U.S. News & World Report: 2.3/5 on Weight Loss | 2.4/5 on Healthy
The Mediterranean diet advocates heart-healthy foods that are typically eaten in the Mediterranean. The diet guides people to eat plenty of plants and foods that are low on “bad” cholesterol, such as legumes, nuts, wheat, fruits and veggies. For example, in this diet, you replace butter with healthy fats like olive oil, salt with herbs and spices, and red meat with fish and poultry. Plus, it totally encourages a glass of red wine every now and then. In essence, you’re not avoiding fats and carbs, you’re just choosing the healthier versions.
U.S. News & World Report: 3.0/5 on Weight loss | 4.8/5 on Healthy
Think of the Flexitarian diet as vegetarian with a lot of cheat days.

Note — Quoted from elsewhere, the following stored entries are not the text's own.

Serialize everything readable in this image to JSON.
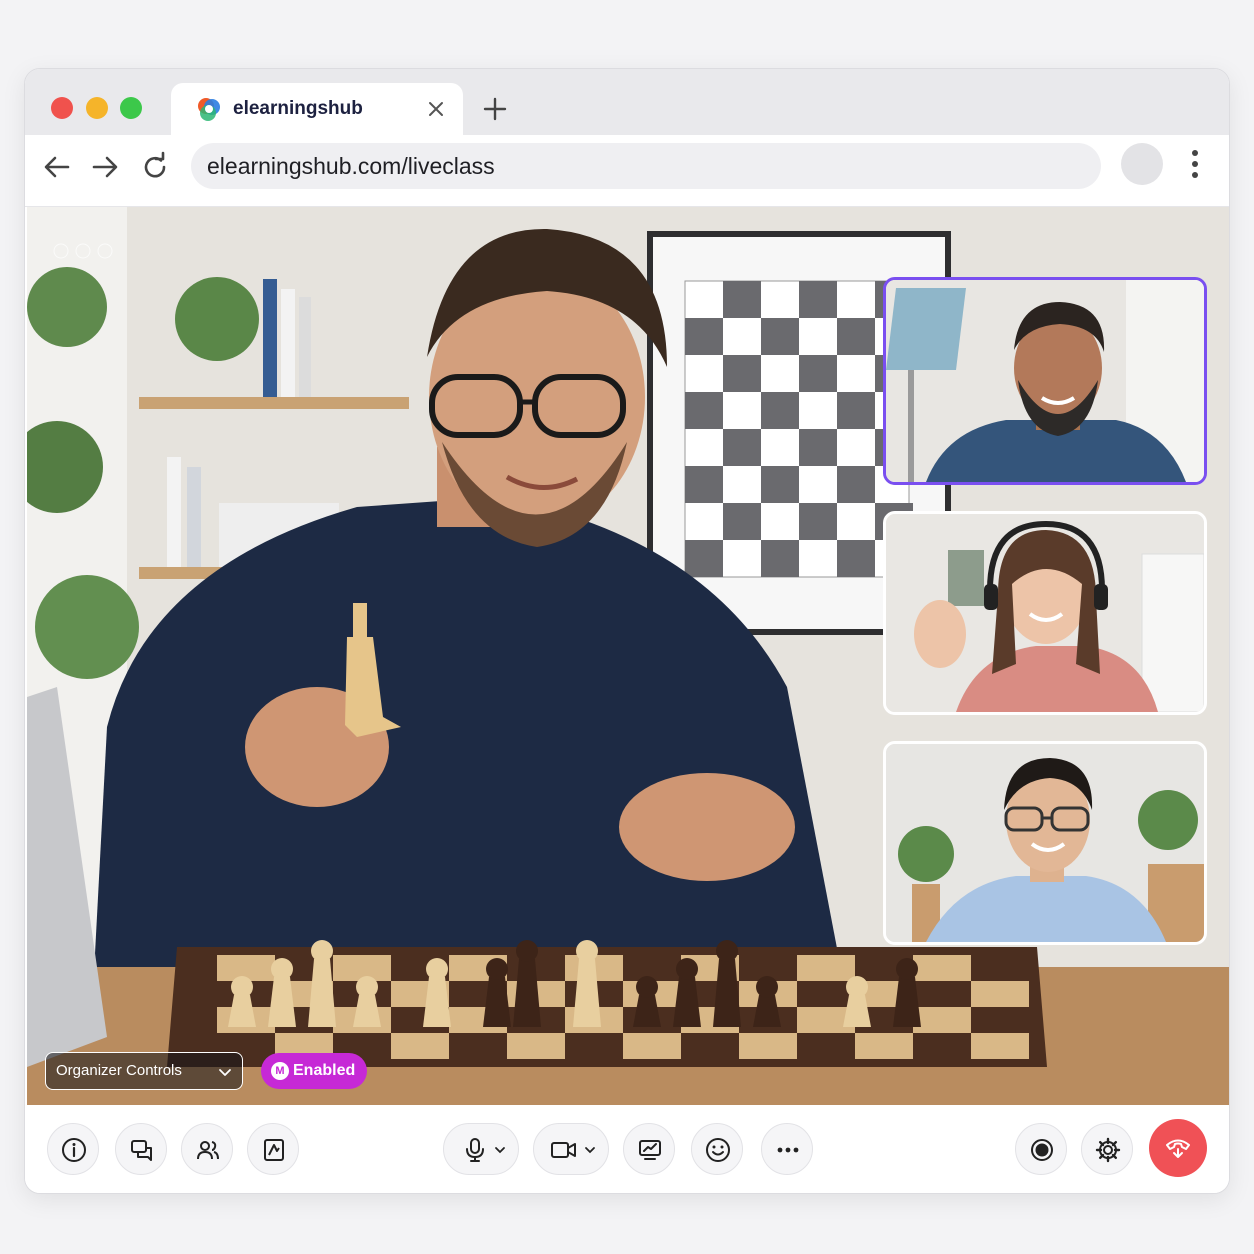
{
  "browser": {
    "tab_title": "elearningshub",
    "url": "elearningshub.com/liveclass",
    "icons": {
      "close": "close-icon",
      "new_tab": "plus-icon",
      "back": "back-arrow-icon",
      "forward": "forward-arrow-icon",
      "reload": "reload-icon",
      "menu": "kebab-menu-icon"
    }
  },
  "meeting": {
    "organizer_controls_label": "Organizer Controls",
    "enabled_badge": "Enabled",
    "enabled_badge_icon_letter": "M",
    "active_tile_color": "#7a4ff0",
    "end_call_color": "#f05156",
    "enabled_badge_color": "#c629d6"
  },
  "controls": {
    "left": [
      "info-icon",
      "chat-icon",
      "participants-icon",
      "whiteboard-icon"
    ],
    "center": [
      "microphone-icon",
      "camera-icon",
      "share-screen-icon",
      "emoji-icon",
      "more-icon"
    ],
    "right": [
      "record-icon",
      "settings-icon",
      "end-call-icon"
    ]
  }
}
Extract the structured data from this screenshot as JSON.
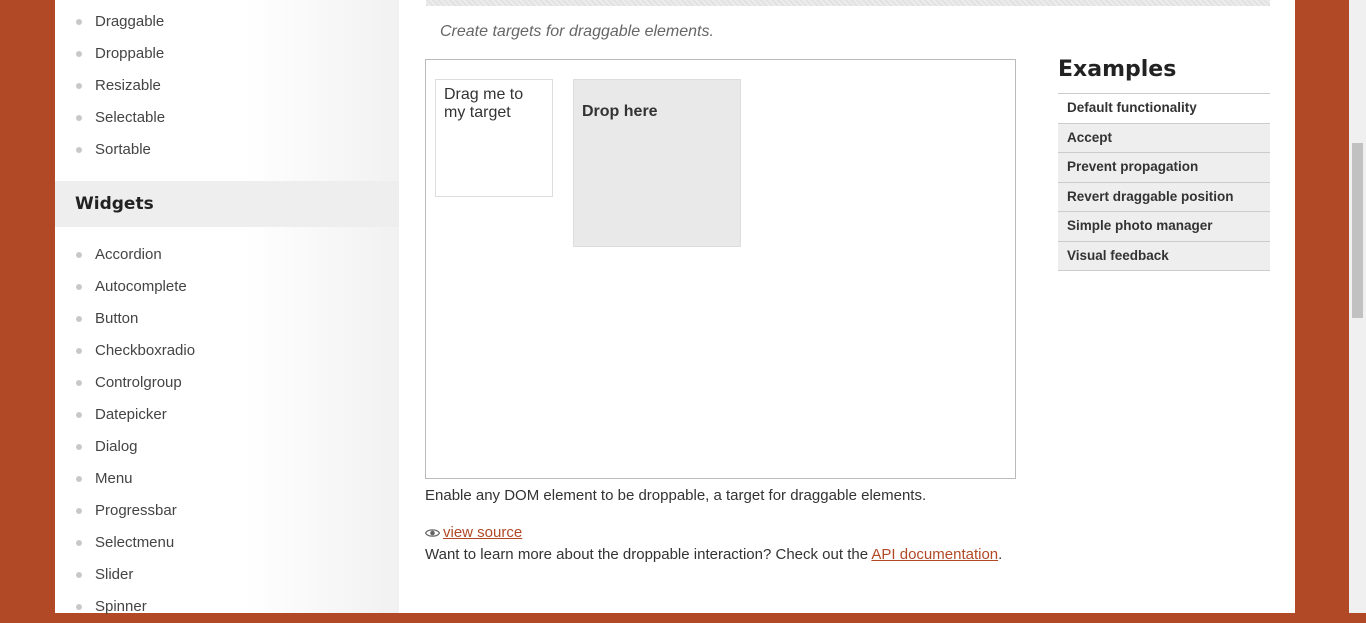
{
  "sidebar": {
    "interactions": [
      "Draggable",
      "Droppable",
      "Resizable",
      "Selectable",
      "Sortable"
    ],
    "widgets_heading": "Widgets",
    "widgets": [
      "Accordion",
      "Autocomplete",
      "Button",
      "Checkboxradio",
      "Controlgroup",
      "Datepicker",
      "Dialog",
      "Menu",
      "Progressbar",
      "Selectmenu",
      "Slider",
      "Spinner"
    ]
  },
  "main": {
    "subtitle": "Create targets for draggable elements.",
    "demo": {
      "draggable_label": "Drag me to my target",
      "droppable_label": "Drop here"
    },
    "description": "Enable any DOM element to be droppable, a target for draggable elements.",
    "view_source_label": "view source",
    "learn_more_text": "Want to learn more about the droppable interaction? Check out the ",
    "api_link_label": "API documentation",
    "learn_more_suffix": "."
  },
  "examples": {
    "title": "Examples",
    "items": [
      "Default functionality",
      "Accept",
      "Prevent propagation",
      "Revert draggable position",
      "Simple photo manager",
      "Visual feedback"
    ]
  },
  "colors": {
    "brand": "#b24926",
    "link": "#b24926"
  },
  "icons": {
    "view_source": "eye-icon",
    "list_bullet": "bullet-icon"
  }
}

The term applies to people who typically eat meatless but occasionally incorporate meat or fish into their diet. New York Times columnist Mark Bittman (who also wrote “VB6: Eat Vegan Before 6:00”) has a big role in popularizing this diet. Bittman, as his book title suggests, advocates eating vegan before 6 p.m. An easier way to ease into this diet is by doing a few meatless days a week, says Dawn Jackson Blatner, the author of “The Flexitarian Diet” and a registered dietitian, until you reach the top tier, which is five meatless days a week.
U.S. News & World Report: 3.3/5 on Weight loss | 4.6/5 on Healthy
We can trace the popularity of this diet back to Kelly Clarkson’s praise of “The Plant Paradox Cookbook” by Dr. Steve Gundry. She said this book helped her achieve her recent weight loss. Gundry has a long, science-fiction-esque explanation about why plants high in lectins (a kind of protein) like beans, legumes and whole grains are bad for you. An extraordinarily simplified version of his theory is that lectins in the plants cause confusion in the immune system and inflammation. An extraordinarily dramatized version of his theory is that plants are waging war against us so we don’t eat them and we’re too dumb to adjust our diets. It’s true lectins can be toxic in some cases, but much of Gundry’s research is based on inconsistent evidence.